Monday, October 30, 2017

Godzilla, King of the Monsters!

Year 9, Day 303 - 10/30/17 - Movie #2,761

BEFORE: You may be getting your costume ready or buying some last-minute candy for trick-or-treaters, but for me it's just about time to wrap up the Halloween season - I've got two slots left and two films about Godzilla in my possession.  They happen to be the first one and the most recent one.

I watched a lot of lousy Godzilla films in my day, as a kid they ran them all the time on TV in Boston, channel 38's "Creature Feature", so I've probably seen a bunch of them, where he fought Rodan, Gamora and even the Smog Monster.  But I've never seen the original film from 1956, either the Japanese or the U.S. version.  So here goes.

I had great plans for Godzilla films, like the Marx Brothers or Fred Astaire I was going to watch this forum to see a great number of them in a row, but I've only got the two right now.  Rather than wait to acquire more, I'm going to follow the linking that tells me to watch these two now - carpe diem and all that.  Frank Puglia from "20 Million Miles to Earth" was also in "Without Reservations" with Raymond Burr.  And just before I started my Halloween chain back on October 1, I watched another film with Mr. Burr in it, the Martin + Lewis film "You're Never Too Young".  So there's sort of a palindromic feel to my horror chain this year, it kind of ends how it began, with a silly film from the 1950's with low-quality special effects.  Tomorrow I'll start detailing my plans for the final 38 films of this year.


THE PLOT: A dinosaur-like beast, awoken from undersea hibernation off the Japanese coast by atomic bomb testing, attacks Tokyo.

AFTER: I know this is probably regarded as a classic, but I'm just not seeing it.  The effects are SO low rent, and it's SO obvious when Godzilla was being played by a guy in a suit and when it was essentially a hand puppet.  This is a joke, right?  This film was never meant to be taken seriously, I'm thinking, because even the giant ants in "Them!" and the insect in "The Deadly Mantis" looked more realistic than this rubberized giant lizard.

To make matters worse, the original Japanese film from 1954 was not released in U.S. theaters until they first added framing sequences with American actor Raymond Burr, so that the whole story about the suffering of thousands of injured Tokyo citizens could be seen from an American perspective.  That sells the U.S. audiences very short, I think, to suggest that they needed to view everything through a white person's eyes, as he narrates the tale.  Did the filmmakers think we wouldn't notice that Burr never interacted with the important Japanese characters?

(It's almost comical, Burr's reporter character - who happens to be named "Steve Martin" - keeps mentioning how these Japanese scientists are his college roommates, or long-time friends, but every time he tries to have dinner with them, some emergency comes up and they have to cancel by phone.  All because the Japanese actors were not available to re-shoot any scenes with the added actor.  Sure, they all went to that university that offers degrees in paleontology, nuclear science and news reporting - you know the one...)

Or maybe it's worse to think of this as some kind of cultural penance for having dropped the atomic bombs on Hiroshima and Nagasaki a decade before, to end World War II.  As it is, probably not enough Americans felt enough grief and sorrow for being part of the only country to use nuclear weapons on civilians, but I don't think adding a fictional giant lizard, awoken by the bombs, is going to create the right apologetic atmosphere, but what the heck do I know?

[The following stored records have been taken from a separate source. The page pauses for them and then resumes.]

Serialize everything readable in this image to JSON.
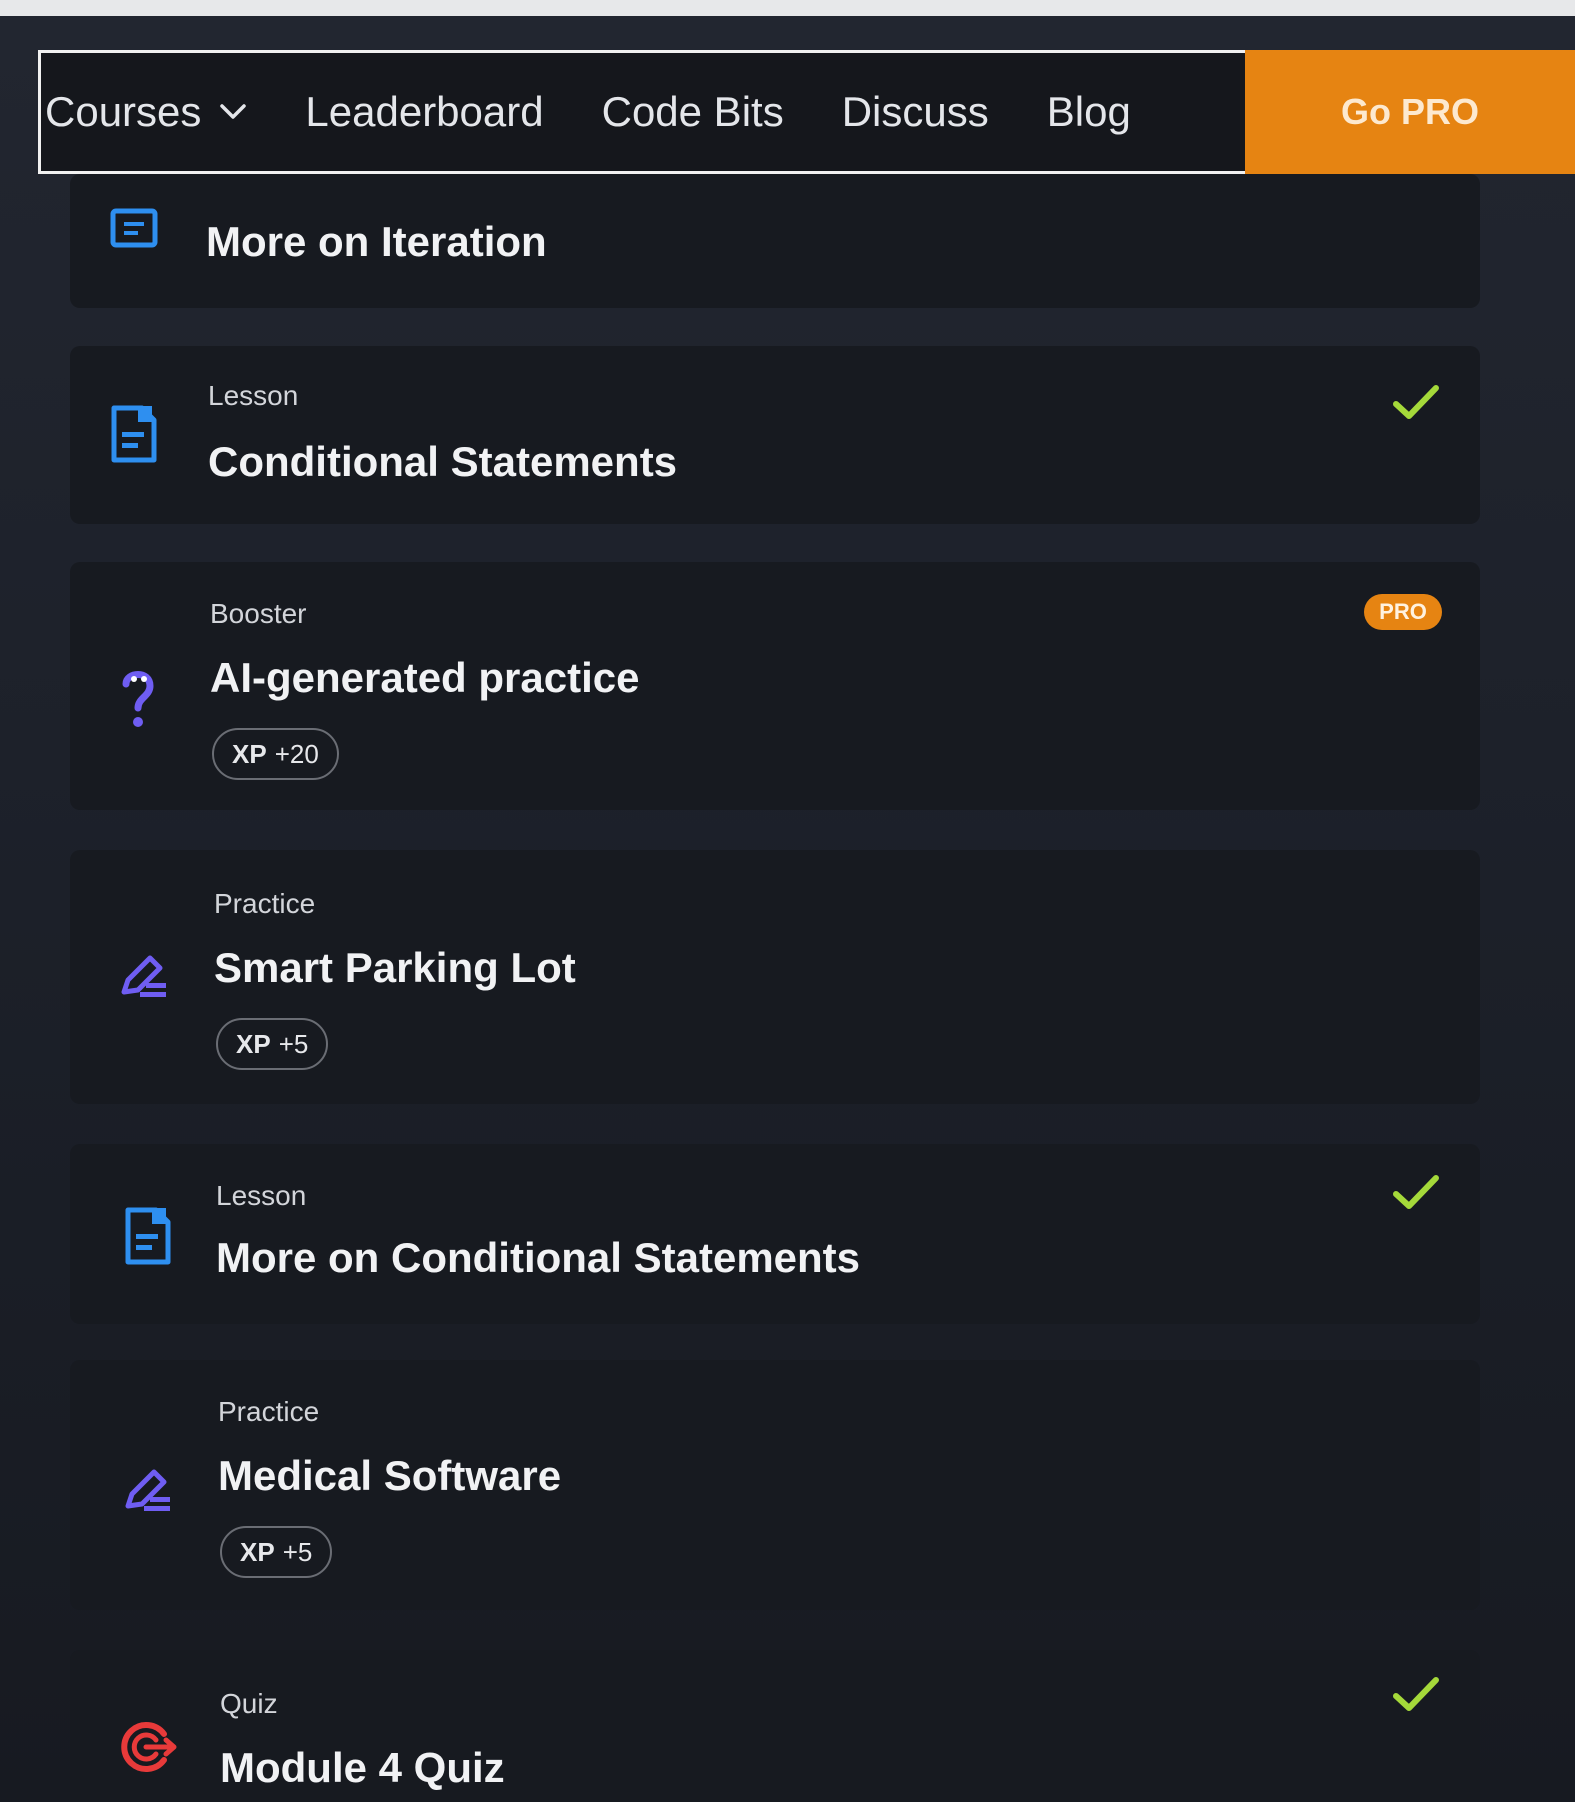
{
  "nav": {
    "items": [
      "Courses",
      "Leaderboard",
      "Code Bits",
      "Discuss",
      "Blog"
    ],
    "go_pro": "Go PRO"
  },
  "items": [
    {
      "type": "",
      "title": "More on Iteration",
      "icon": "module-icon"
    },
    {
      "type": "Lesson",
      "title": "Conditional Statements",
      "icon": "lesson-icon",
      "completed": true
    },
    {
      "type": "Booster",
      "title": "AI-generated practice",
      "xp_label": "XP",
      "xp_value": "+20",
      "badge": "PRO",
      "icon": "question-icon"
    },
    {
      "type": "Practice",
      "title": "Smart Parking Lot",
      "xp_label": "XP",
      "xp_value": "+5",
      "icon": "pencil-icon"
    },
    {
      "type": "Lesson",
      "title": "More on Conditional Statements",
      "icon": "lesson-icon",
      "completed": true
    },
    {
      "type": "Practice",
      "title": "Medical Software",
      "xp_label": "XP",
      "xp_value": "+5",
      "icon": "pencil-icon"
    },
    {
      "type": "Quiz",
      "title": "Module 4 Quiz",
      "icon": "target-icon",
      "completed": true
    }
  ],
  "colors": {
    "accent_orange": "#e68412",
    "check_green": "#a5d93a",
    "icon_blue": "#2e8ff0",
    "icon_violet": "#6f5df2",
    "quiz_red": "#e83a3a"
  }
}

Several similarities to "The Creature From the Black Lagoon", since both films feature made-up creatures that were believed to be extinct millions of years ago, and the best defense offered against them is to fill the ocean with explosives, because that won't damage the environment or the local fishing economy at all.  And like the Creature, or Dracula, or Frankenstein's monster, Godzilla is seemingly beaten and/or deceased by the end of this film, only we all know that he came back, again and again.

Starring Raymond Burr (last seen in "You're Never Too Young"), Takashi Shimura, Momoko Kochi, Akira Takarada, Akihiko Hirata, Sachio Sakai, Fuyuki Murakami, Ren Yamamoto, Toyoaki Suzuki, Tadashi Okabe, Toranosuke Ogawa, Frank Iwanaga, Mikel Conrad.